The superannuation guarantee (SG) or how much employers are required to pay of their workers’ salaries into their super accounts is set to face its first rise in seven years to 10 per cent in 2021, before it eventually reaches 12.5 per cent in 2025.

But while the increase has already been legislated, Liberal MPs have cast doubts on whether it should proceed, after the Grattan Institute argued raising the SG to 12 per cent would cost workers $20 billion a year from reduced wages. 

In a letter to Stephen Boyd, secretary of the House of Representatives standing committee on economics sent on Tuesday, the industry body maintained that its internal modelling work has largely concluded “there is no basis to support a direct one-to-one [trade-off] with wages”. 


However presentation slides based on an internal report, also supplied to the committee, looked at wage effects from the superannuation guarantee based on enterprise business agreements (EBAs).

It noted that employers could need to make a compromise to meet increased costs – although it did not conclude where businesses would necessarily draw funds from, stating it was not certain to be fully taken from wages.

Meanwhile, the letter had entailed Industry Super’s response to questions taken on notice from the committee during its last appearance, an emergency hearing called on 14 May

The body reported its internal modelling team had presented a range of scenarios and trade-off positions to inform the public debate on the relationship between the super guarantee and wages – but it stated it “should not be assumed” that Industry Super accepted the wage trade-off positions. 

ISA specialist retirement policy adviser Philip Gallagher, who leads the modelling team, wrote an opinion piece in the Australian Financial Review in February using scenario modelling that assumed a partial wage offset of 70 per cent. The body has used that assumption in other public forums. 

“Even taking that conservative approach with a 70 per cent trade-off, a couple each earning $50,000 could either have an extra $111 to spend a year while they are working if the super rate doesn’t increase, or $4,350 a year extra in today’s dollars to spend for 25 years in retirement if it does,” the letter stated.

“The objective of assuming an offset scenario is not to recognise that rate as correct but rather to show that even with the highest wage offset assumptions there remains an undeniable case for increasing the SG, as workers of all income levels are better off overall.” 

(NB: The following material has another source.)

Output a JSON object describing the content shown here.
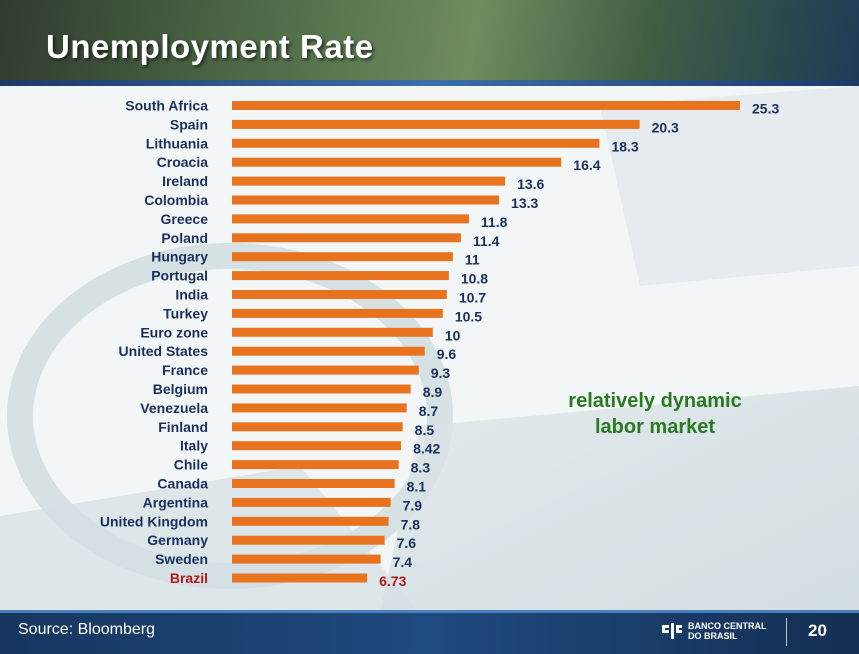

Industry Super added that the increase has already been delayed, providing businesses with a longer lead time to adjust and factor it into their operations.

The internal report by senior analyst Bruce Bastian, which is “not for citation”, looked at wage effects from the superannuation guarantee, using data modelling based on enterprise business agreements (EBAs) and it noted there are a “number of channels” to fund increased contributions.  

Lower wages are pointed to as a way for employers to borne the costs of increased super contributions, alongside a reduction in profits, increased prices for consumers or lower equilibrium employment. 

“Ultimately, who bears the cost will depend critically on competitive factors such as labour supply and demand elasticities and factor substitution, but also on institutional factors such as employment protection legislation, minimum wage determinations and the degree of unionisation,” presentation slides prepared on the paper stated.

But the slides noted that it is “difficult to draw firm conclusions” and further work is needed to give robust estimates that can be used for modelling as it may not be representative of wages outside EBAs such as those set by awards.

“However, there does appear to be sufficient evidence to show that increases in SG are not fully incident on wages as some assert,” the presentation stated in its conclusions. 

“The analysis does point to costs being shared between employers and employees but the extent varies over time.”

Industry Super chief executive Bernie Dean rejected bats by Liberal MP Tim Wilson at the SG increase during the body’s economics committee appearance

When Mr Wilson, who is chair of the committee, asked if Industry Super would prefer a scenario where the contribution was increased but more people were out of work, Mr Dean said “setting it up in such a binary fashion is a bit short-sighted”. 

He argued the rise will be essential to rebuild Australians’ retirement savings following the coronavirus crisis, particularly for those who had accessed the early super scheme. 

Speaking on the latest findings, Mr Dean commented: “As I have previously publicly stated, experts have a range of positions on the super guarantee rise and its impact on wage growth.

“But our research has proven that even using the most conservative assumptions, workers of all income levels are far better off overall with super going up,” he said.

“To suggest our modelling shows otherwise could be wrong, but those suggestions aren’t surprising when they come from certain politicians who are opposed to workers keeping and spending more of their own money over their lifetime.”

Research from the Centre for Future Work commissioned by the body stated there are significant flaws in the argument that SG increases would come at the expense of workers’ wages, pointing to past evidence and logical inconsistencies with labour supply and demand models. 

The Fair Work Commission has also rejected the position.

But the RBA stated in February that the rise would be coming out of workers’ salaries.